ルーターの配下に254台までの機器を接続できる設定で、一般家庭なら十分すぎる数です。
サブネットマスクを理解しておくと、ネットワークのトラブルシューティングで「なぜこの機器同士が通信できないのか」を判断できるようになります。
たとえば、2台のパソコンのIPアドレスが 192.168.1.10 と 192.168.2.10 だった場合、ネットワーク部が異なる(1と2)ので、ルーターなしでは直接通信できません。

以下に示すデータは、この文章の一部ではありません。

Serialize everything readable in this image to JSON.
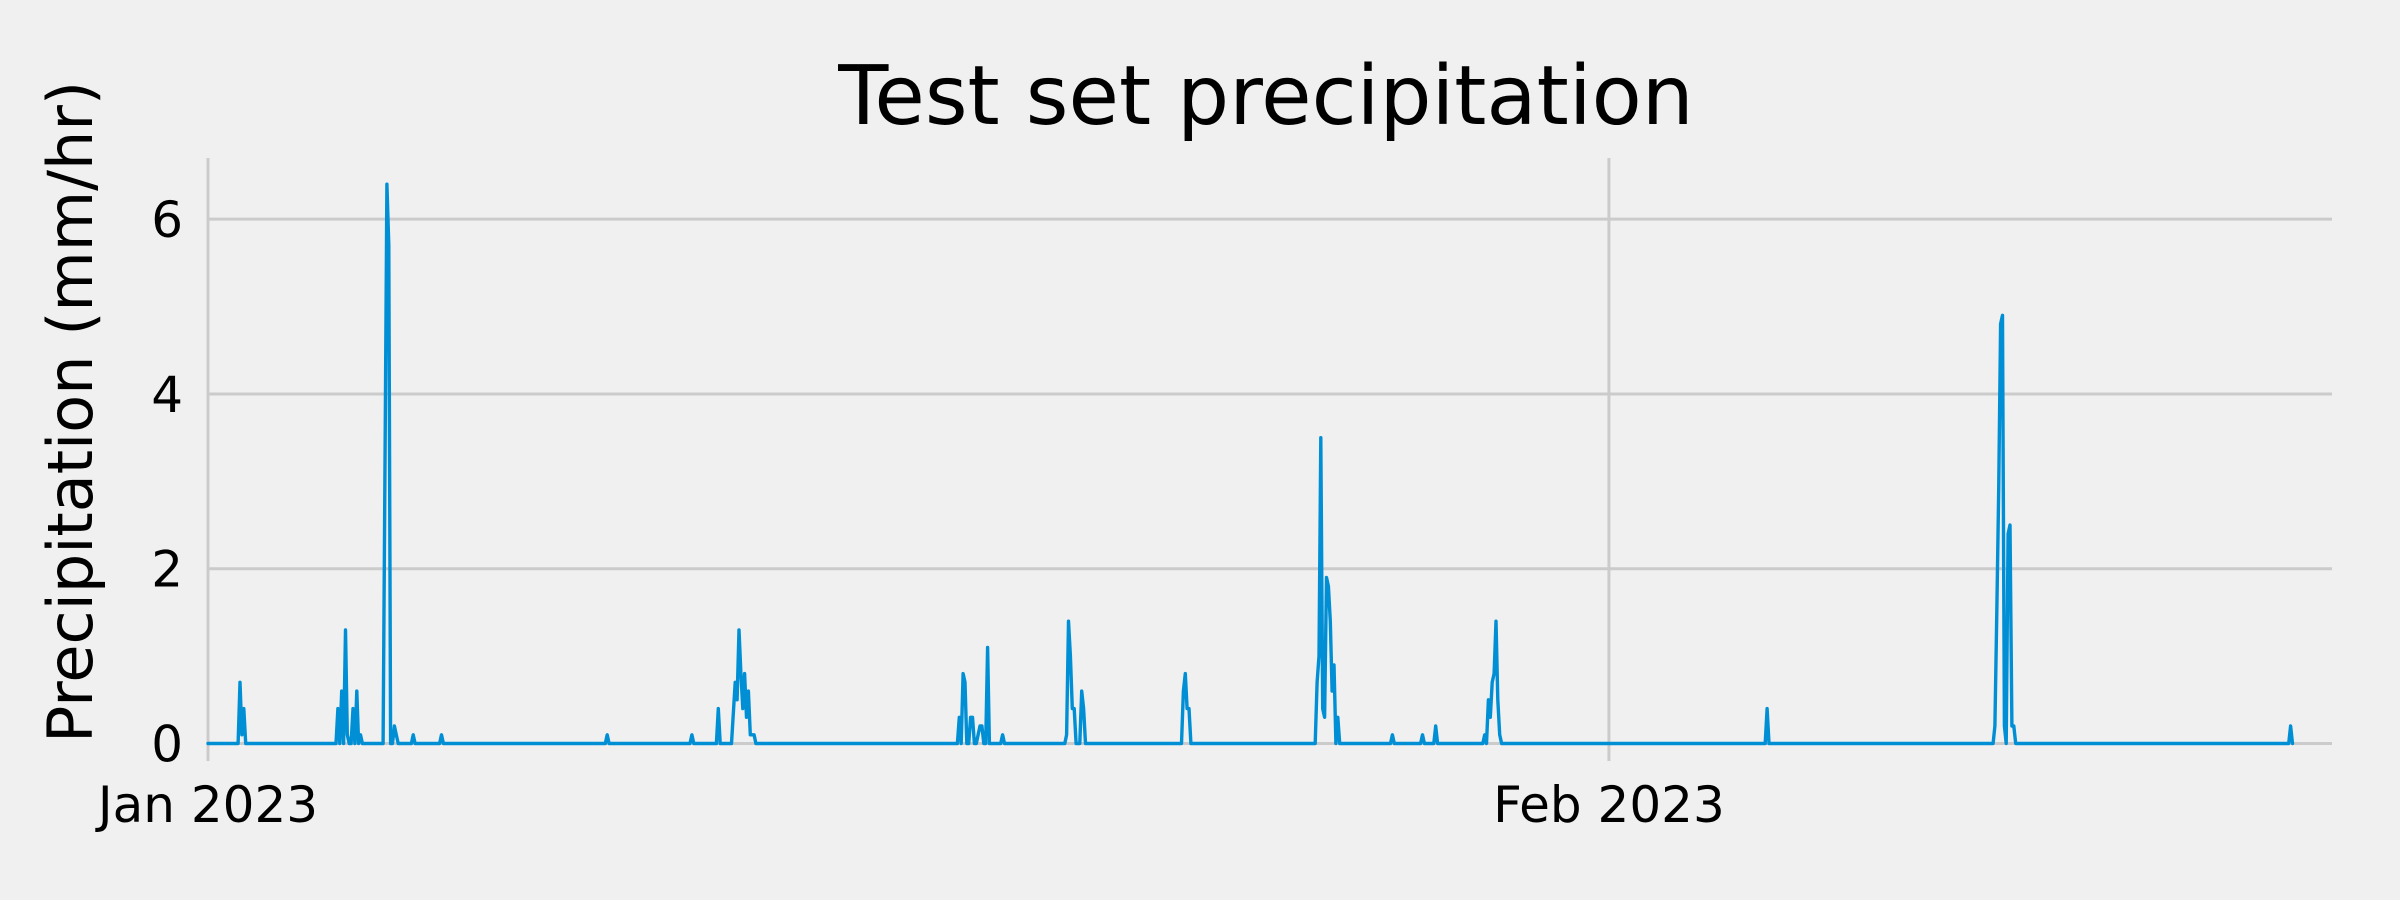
{
  "chart_data": {
    "type": "line",
    "title": "Test set precipitation",
    "xlabel": "",
    "ylabel": "Precipitation (mm/hr)",
    "x_axis_type": "date",
    "xlim": [
      "2023-01-01",
      "2023-02-17"
    ],
    "ylim": [
      -0.2,
      6.7
    ],
    "grid": true,
    "legend": "none",
    "colors": {
      "background": "#f0f0f0",
      "series": "#008fd5",
      "grid": "#cbcbcb"
    },
    "x_ticks": [
      {
        "value": "2023-01-01",
        "label": "Jan 2023"
      },
      {
        "value": "2023-02-01",
        "label": "Feb 2023"
      }
    ],
    "y_ticks": [
      {
        "value": 0,
        "label": "0"
      },
      {
        "value": 2,
        "label": "2"
      },
      {
        "value": 4,
        "label": "4"
      },
      {
        "value": 6,
        "label": "6"
      }
    ],
    "series": [
      {
        "x": [
          "2023-01-01 00:00",
          "2023-01-01 16:00",
          "2023-01-01 17:00",
          "2023-01-01 18:00",
          "2023-01-01 19:00",
          "2023-01-01 20:00",
          "2023-01-01 21:00",
          "2023-01-01 22:00",
          "2023-01-03 20:00",
          "2023-01-03 21:00",
          "2023-01-03 22:00",
          "2023-01-03 23:00",
          "2023-01-04 00:00",
          "2023-01-04 01:00",
          "2023-01-04 02:00",
          "2023-01-04 03:00",
          "2023-01-04 04:00",
          "2023-01-04 05:00",
          "2023-01-04 06:00",
          "2023-01-04 07:00",
          "2023-01-04 08:00",
          "2023-01-04 09:00",
          "2023-01-04 10:00",
          "2023-01-04 11:00",
          "2023-01-04 21:00",
          "2023-01-04 22:00",
          "2023-01-04 23:00",
          "2023-01-05 00:00",
          "2023-01-05 01:00",
          "2023-01-05 02:00",
          "2023-01-05 03:00",
          "2023-01-05 04:00",
          "2023-01-05 05:00",
          "2023-01-05 06:00",
          "2023-01-05 07:00",
          "2023-01-05 12:00",
          "2023-01-05 13:00",
          "2023-01-05 14:00",
          "2023-01-06 03:00",
          "2023-01-06 04:00",
          "2023-01-06 05:00",
          "2023-01-09 19:00",
          "2023-01-09 20:00",
          "2023-01-09 21:00",
          "2023-01-11 16:00",
          "2023-01-11 17:00",
          "2023-01-11 18:00",
          "2023-01-12 06:00",
          "2023-01-12 07:00",
          "2023-01-12 08:00",
          "2023-01-12 12:00",
          "2023-01-12 14:00",
          "2023-01-12 16:00",
          "2023-01-12 17:00",
          "2023-01-12 18:00",
          "2023-01-12 19:00",
          "2023-01-12 20:00",
          "2023-01-12 21:00",
          "2023-01-12 22:00",
          "2023-01-12 23:00",
          "2023-01-13 00:00",
          "2023-01-13 01:00",
          "2023-01-13 02:00",
          "2023-01-13 03:00",
          "2023-01-13 04:00",
          "2023-01-17 14:00",
          "2023-01-17 15:00",
          "2023-01-17 16:00",
          "2023-01-17 17:00",
          "2023-01-17 18:00",
          "2023-01-17 19:00",
          "2023-01-17 20:00",
          "2023-01-17 21:00",
          "2023-01-17 22:00",
          "2023-01-17 23:00",
          "2023-01-18 00:00",
          "2023-01-18 01:00",
          "2023-01-18 02:00",
          "2023-01-18 03:00",
          "2023-01-18 04:00",
          "2023-01-18 05:00",
          "2023-01-18 06:00",
          "2023-01-18 07:00",
          "2023-01-18 08:00",
          "2023-01-18 13:00",
          "2023-01-18 14:00",
          "2023-01-18 15:00",
          "2023-01-19 23:00",
          "2023-01-20 00:00",
          "2023-01-20 01:00",
          "2023-01-20 02:00",
          "2023-01-20 03:00",
          "2023-01-20 04:00",
          "2023-01-20 05:00",
          "2023-01-20 06:00",
          "2023-01-20 07:00",
          "2023-01-20 08:00",
          "2023-01-20 09:00",
          "2023-01-20 10:00",
          "2023-01-22 13:00",
          "2023-01-22 14:00",
          "2023-01-22 15:00",
          "2023-01-22 16:00",
          "2023-01-22 17:00",
          "2023-01-22 18:00",
          "2023-01-22 19:00",
          "2023-01-25 12:00",
          "2023-01-25 13:00",
          "2023-01-25 14:00",
          "2023-01-25 15:00",
          "2023-01-25 16:00",
          "2023-01-25 17:00",
          "2023-01-25 18:00",
          "2023-01-25 19:00",
          "2023-01-25 20:00",
          "2023-01-25 21:00",
          "2023-01-25 22:00",
          "2023-01-25 23:00",
          "2023-01-26 00:00",
          "2023-01-26 01:00",
          "2023-01-26 02:00",
          "2023-01-26 03:00",
          "2023-01-26 04:00",
          "2023-01-27 04:00",
          "2023-01-27 05:00",
          "2023-01-27 06:00",
          "2023-01-27 20:00",
          "2023-01-27 21:00",
          "2023-01-27 22:00",
          "2023-01-28 03:00",
          "2023-01-28 04:00",
          "2023-01-28 05:00",
          "2023-01-29 05:00",
          "2023-01-29 06:00",
          "2023-01-29 07:00",
          "2023-01-29 08:00",
          "2023-01-29 09:00",
          "2023-01-29 10:00",
          "2023-01-29 11:00",
          "2023-01-29 12:00",
          "2023-01-29 13:00",
          "2023-01-29 14:00",
          "2023-01-29 15:00",
          "2023-02-04 11:00",
          "2023-02-04 12:00",
          "2023-02-04 13:00",
          "2023-02-09 12:00",
          "2023-02-09 13:00",
          "2023-02-09 14:00",
          "2023-02-09 15:00",
          "2023-02-09 16:00",
          "2023-02-09 17:00",
          "2023-02-09 18:00",
          "2023-02-09 19:00",
          "2023-02-09 20:00",
          "2023-02-09 21:00",
          "2023-02-09 22:00",
          "2023-02-09 23:00",
          "2023-02-10 00:00",
          "2023-02-16 01:00",
          "2023-02-16 02:00",
          "2023-02-16 03:00"
        ],
        "values": [
          0,
          0,
          0.7,
          0.1,
          0.4,
          0,
          0,
          0,
          0,
          0.4,
          0,
          0.6,
          0,
          1.3,
          0.1,
          0,
          0,
          0.4,
          0,
          0.6,
          0,
          0.1,
          0,
          0,
          0,
          3.2,
          6.4,
          5.7,
          0,
          0,
          0.2,
          0.1,
          0,
          0,
          0,
          0,
          0.1,
          0,
          0,
          0.1,
          0,
          0,
          0.1,
          0,
          0,
          0.1,
          0,
          0,
          0.4,
          0,
          0,
          0,
          0.7,
          0.5,
          1.3,
          0.8,
          0.4,
          0.8,
          0.3,
          0.6,
          0.1,
          0.1,
          0.1,
          0,
          0,
          0,
          0.3,
          0,
          0.8,
          0.7,
          0,
          0,
          0.3,
          0.3,
          0,
          0,
          0.1,
          0.2,
          0.2,
          0,
          0,
          1.1,
          0,
          0,
          0,
          0.1,
          0,
          0,
          0.1,
          1.4,
          1.0,
          0.4,
          0.4,
          0,
          0,
          0,
          0.6,
          0.4,
          0,
          0,
          0.6,
          0.8,
          0.4,
          0.4,
          0,
          0,
          0,
          0.7,
          1.0,
          3.5,
          0.4,
          0.3,
          1.9,
          1.8,
          1.4,
          0.6,
          0.9,
          0,
          0.3,
          0,
          0,
          0,
          0,
          0,
          0.1,
          0,
          0,
          0.1,
          0,
          0,
          0.2,
          0,
          0,
          0.1,
          0,
          0.5,
          0.3,
          0.7,
          0.8,
          1.4,
          0.5,
          0.1,
          0,
          0,
          0.4,
          0,
          0,
          0.2,
          1.5,
          2.9,
          4.8,
          4.9,
          0.2,
          0,
          2.4,
          2.5,
          0.2,
          0.2,
          0,
          0,
          0.2,
          0
        ],
        "color": "#008fd5"
      }
    ]
  }
}
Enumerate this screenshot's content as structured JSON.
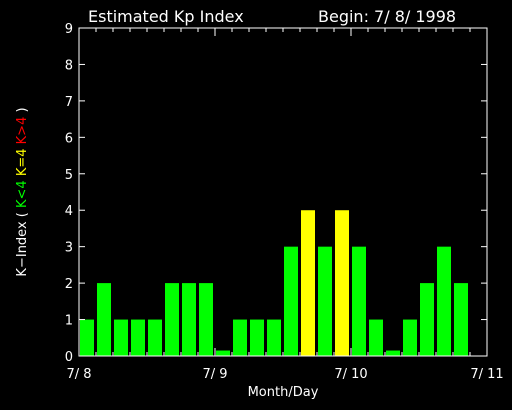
{
  "chart_data": {
    "type": "bar",
    "title": "Estimated Kp Index",
    "begin": "Begin: 7/ 8/ 1998",
    "ylabel_parts": [
      {
        "text": "K−Index (",
        "color": "#ffffff"
      },
      {
        "text": "K<4",
        "color": "#00ff00"
      },
      {
        "text": "K=4",
        "color": "#ffff00"
      },
      {
        "text": "K>4",
        "color": "#ff0000"
      },
      {
        "text": ")",
        "color": "#ffffff"
      }
    ],
    "xlabel": "Month/Day",
    "ylim": [
      0,
      9
    ],
    "yticks": [
      "0",
      "1",
      "2",
      "3",
      "4",
      "5",
      "6",
      "7",
      "8",
      "9"
    ],
    "xlim": [
      0,
      24
    ],
    "xticks": [
      {
        "x": 0,
        "label": "7/ 8"
      },
      {
        "x": 8,
        "label": "7/ 9"
      },
      {
        "x": 16,
        "label": "7/ 10"
      },
      {
        "x": 24,
        "label": "7/ 11"
      }
    ],
    "bar_start": 0,
    "values": [
      1,
      2,
      1,
      1,
      1,
      2,
      2,
      2,
      0.15,
      1,
      1,
      1,
      3,
      4,
      3,
      4,
      3,
      1,
      0.15,
      1,
      2,
      3,
      2
    ],
    "colors": {
      "low": "#00ff00",
      "mid": "#ffff00",
      "high": "#ff0000"
    },
    "grid": false
  }
}
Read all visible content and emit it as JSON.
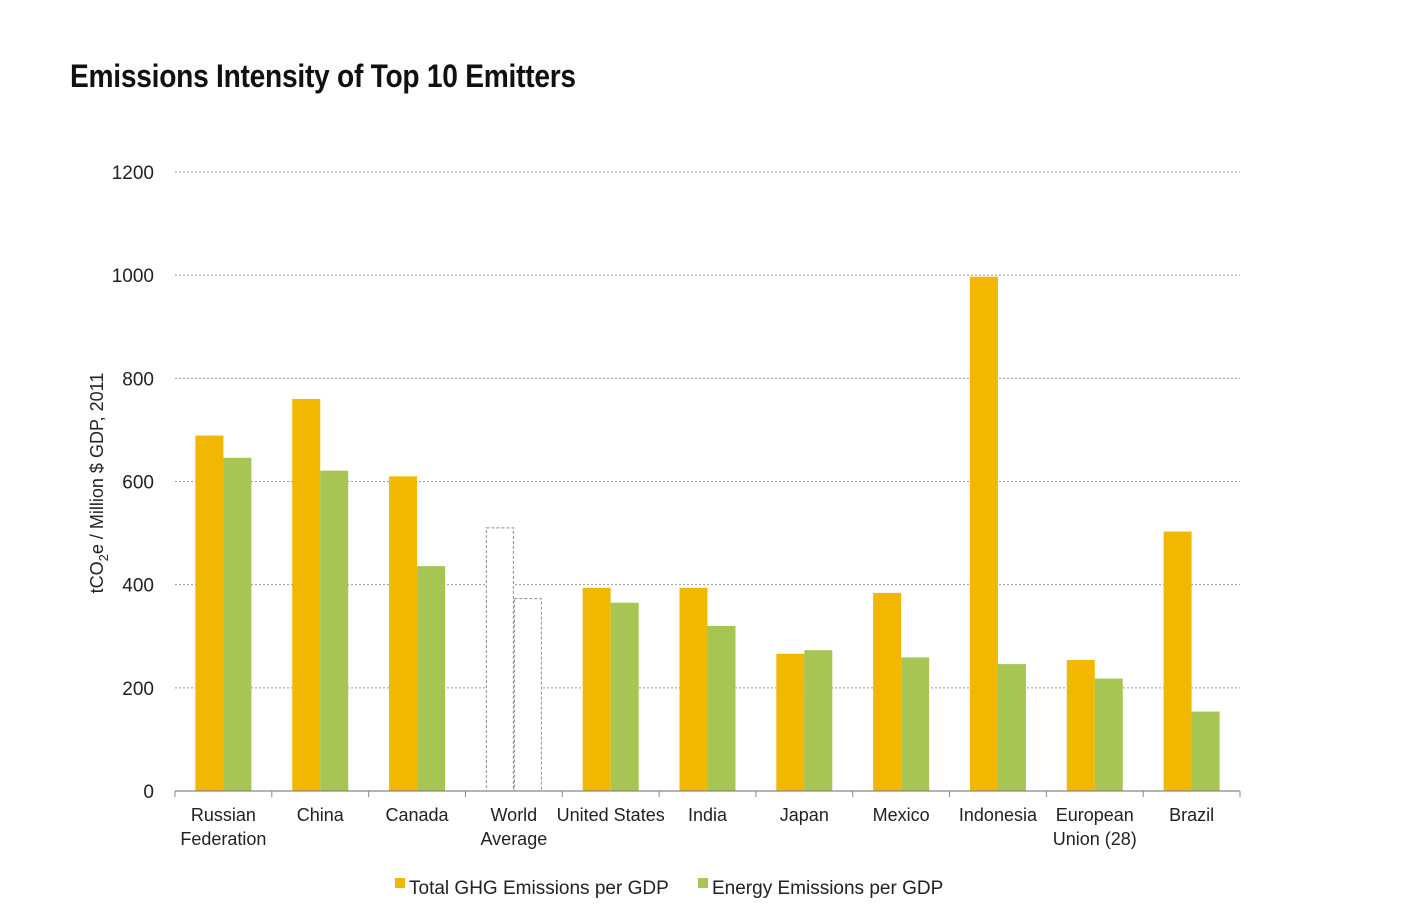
{
  "chart_data": {
    "type": "bar",
    "title": "Emissions Intensity of Top 10 Emitters",
    "xlabel": "",
    "ylabel_parts": [
      "tCO",
      "2",
      "e / Million $ GDP, 2011"
    ],
    "ylim": [
      0,
      1200
    ],
    "yticks": [
      "0",
      "200",
      "400",
      "600",
      "800",
      "1000",
      "1200"
    ],
    "grid": true,
    "legend_position": "bottom-center",
    "categories": [
      [
        "Russian",
        "Federation"
      ],
      [
        "China"
      ],
      [
        "Canada"
      ],
      [
        "World",
        "Average"
      ],
      [
        "United States"
      ],
      [
        "India"
      ],
      [
        "Japan"
      ],
      [
        "Mexico"
      ],
      [
        "Indonesia"
      ],
      [
        "European",
        "Union (28)"
      ],
      [
        "Brazil"
      ]
    ],
    "highlight_outline_category_index": 3,
    "series": [
      {
        "name": "Total GHG Emissions per GDP",
        "color": "#F2B700",
        "values": [
          689,
          760,
          610,
          510,
          394,
          394,
          266,
          384,
          997,
          254,
          503
        ]
      },
      {
        "name": "Energy Emissions per GDP",
        "color": "#A6C552",
        "values": [
          646,
          621,
          436,
          373,
          365,
          320,
          273,
          259,
          246,
          218,
          154
        ]
      }
    ]
  }
}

こういった場面で「もしかしてサブネットが違う?」と気づけるかどうかが、ネットワーク知識の有無の差です。
自分のIPアドレスを確認する方法
「自分のIPアドレスってどうやって調べるの?」と思った方向けに、簡単な確認方法を紹介しておきます。
グローバルIPアドレスを確認したい場合は、ブラウザで
「確認くん」(https://www.ugtop.com/spill.shtml)
にアクセスするか、Googleで「my ip」と検索すると表示されます。
これはルーターに割り当てられているグローバルIPアドレスです。
プライベートIPアドレスを確認したい場合は、Windowsならコマンドプロンプトを開いて ipconfig と入力、Macならターミナルで ifconfig と入力すると、「IPv4 アドレス」の欄に表示されます。
192.168.○.○ のような数字が出てくるはずです。
まとめ
IPアドレスの全体像を振り返っておきましょう。
IPアドレスは「ネットワーク上の住所」です。
この住所がなければ、データの送受信先が特定できず、インターネットは成り立ちません。
IPアドレスにはグローバルIPアドレス(インターネット全体で使う公の住所)とプライベートIPアドレス(家庭やオフィス内で使う部屋番号)の2種類があります。
ルーターがNATという仕組みで両者を変換してくれるので、私たちは普段この違いを意識せずにインターネットを使えています。
現在主流のIPv4は約43億個のアドレスしかなく枯渇が問題になっていますが、次世代のIPv6では事実上無限のアドレスが利用可能です。
そしてサブネットマスクは、IPアドレスの中の「ネットワーク部」と「ホスト部」を区別するための仕組みで、ネットワークの区画整理をする役割を果たしています。
この記事の内容が理解できれば、ネットワークの基礎はかなり固まっています。